Junia(s), Wright informs us, is female and an apostle. In fact, the sum total of information we have about Junia(s) in the NT is contained in these words found in Romans 16,
Greet Andronicus and Junia, my kinsmen and my fellow prisoners. They are well known to/among the apostles, and they were in Christ before me. (Roms 16:7)
Junia has become an egalitarian cause célèbre carrying on her shoulders as she does the responsibility for providing a clear example of female leadership in the NT. I say ‘her’ with some diffidence for while it is probable, it is by no means certain that Junia(s) is a woman. Further, it is certainly not clear that ‘well known to/among the apostles’ implies Junia(s) is herself/himself an apostle. It may be just as readily, and more plausibly, understood that the apostles knew of Andronicus and Junia (a husband and wife team?) and held them in high regard. Given the explicit texts supporting patriarchy we are obliged to understand the more ambiguous reference to Junia(s) in a way which harmonizes with these which makes Junia someone well-known to the apostles the likely interpretation.
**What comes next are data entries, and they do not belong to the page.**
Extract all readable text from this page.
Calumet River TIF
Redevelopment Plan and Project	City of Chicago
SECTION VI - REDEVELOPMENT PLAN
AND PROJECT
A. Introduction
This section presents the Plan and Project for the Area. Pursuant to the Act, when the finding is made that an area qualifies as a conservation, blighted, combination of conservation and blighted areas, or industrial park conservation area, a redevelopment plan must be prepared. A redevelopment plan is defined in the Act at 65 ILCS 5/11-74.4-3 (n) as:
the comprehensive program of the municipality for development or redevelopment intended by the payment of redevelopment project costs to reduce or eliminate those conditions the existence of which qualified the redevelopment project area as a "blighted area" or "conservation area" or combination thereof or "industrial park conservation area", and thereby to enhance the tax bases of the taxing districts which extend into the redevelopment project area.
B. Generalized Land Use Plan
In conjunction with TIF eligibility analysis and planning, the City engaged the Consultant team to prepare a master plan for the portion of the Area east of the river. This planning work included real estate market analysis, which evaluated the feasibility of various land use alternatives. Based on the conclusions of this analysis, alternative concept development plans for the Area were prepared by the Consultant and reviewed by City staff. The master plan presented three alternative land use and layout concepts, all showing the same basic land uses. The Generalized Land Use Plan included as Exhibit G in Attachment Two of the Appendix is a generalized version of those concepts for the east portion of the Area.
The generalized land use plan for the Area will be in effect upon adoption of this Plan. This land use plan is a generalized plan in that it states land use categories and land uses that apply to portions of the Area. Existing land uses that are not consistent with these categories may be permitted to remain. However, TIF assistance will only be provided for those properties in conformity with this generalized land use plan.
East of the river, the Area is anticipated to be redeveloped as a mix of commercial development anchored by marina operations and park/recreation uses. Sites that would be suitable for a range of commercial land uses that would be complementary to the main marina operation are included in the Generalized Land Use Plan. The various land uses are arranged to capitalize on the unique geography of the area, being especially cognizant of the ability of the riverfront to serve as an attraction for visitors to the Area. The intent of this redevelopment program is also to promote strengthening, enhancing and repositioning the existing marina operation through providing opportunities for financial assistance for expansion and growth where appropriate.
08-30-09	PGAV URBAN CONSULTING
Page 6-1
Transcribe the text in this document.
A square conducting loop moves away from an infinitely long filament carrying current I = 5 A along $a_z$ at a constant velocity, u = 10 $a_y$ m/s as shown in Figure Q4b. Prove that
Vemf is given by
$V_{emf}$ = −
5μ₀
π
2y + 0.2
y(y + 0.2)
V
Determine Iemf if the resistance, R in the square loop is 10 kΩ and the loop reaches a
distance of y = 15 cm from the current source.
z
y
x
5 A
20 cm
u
However, even if the text is understood as Junia being an apostle, she is clearly not one of the twelve and we must remember the noun ‘apostle’ has also an non-technical ordinary sense, simply meaning ‘messenger’ or ‘envoy’ and saying nothing about church leadership (Phil 2:12; Cf. 2 Cor 8:23; Jn 13:16); Andronicus and Junia may simply be messengers or envoys sent from one church to another, or a husband and wife missionary team each functioning within their God-given gender roles. If the proof for active female leadership in the early church depends on Junia’s credentials as an apostle it is thin indeed.
phoebe
Wright, to my mind, scrabbles around even more desperately in his second example. The sum total of what we know of Phoebe is again found in Romans 16 where we read,
Rom 16:1-2 (ESV2011)
I commend to you our sister Phoebe, a servant of the church at Cenchreae,that you may welcome her in the Lord in a way worthy of the saints, and help her in whatever she may need from you, for she has been a patron of many and of myself as well.
Wright exposits,
‘Within a few decades, Paul was sending greetings to friends including an “apostle” called Junia (Romans xvi, 7). He entrusted that letter to a “deacon” called Phoebe whose work was taking her to Rome. The letter-bearer would normally be the one to read it out to the recipients and explain its contents. The first expositor of Paul’s greatest letter was an ordained travelling businesswoman.’
I think he hopes the flourish of rhetoric will mask the audacity of his claim. The conclusion of his last sentence leaves one flabbergasted. Wright makes theological quantum leaps larger than many secular evolutionists do in their discipline though like them he seems unfazed and unabashed. We are not told Phoebe is the letter-bearer? Where is the proof that the letter-bearer read it out to the church? And more insistent still, where is the evidence that the letter-bearer exposited it to the church? Wright’s sweeping assertions and leaps of logic beggar belief. Let’s not be swept along by his rhetoric; let’s not mistake rhetoric for what is actually revealed, for the rather more prosaic truth is that Phoebe was a servant of her home church and was visiting Rome. We are not told that she carried the letter to Rome; Wright extrapolates from a conjecture and creates a mythology, ‘ The first expositor of Paul’s greatest letter was an ordained travelling businesswoman.’. Can we trust biblical scholarship like this?
If this case presents the strongest plank egalitarians stand on then it is not merely ominously creaky but collapses under them.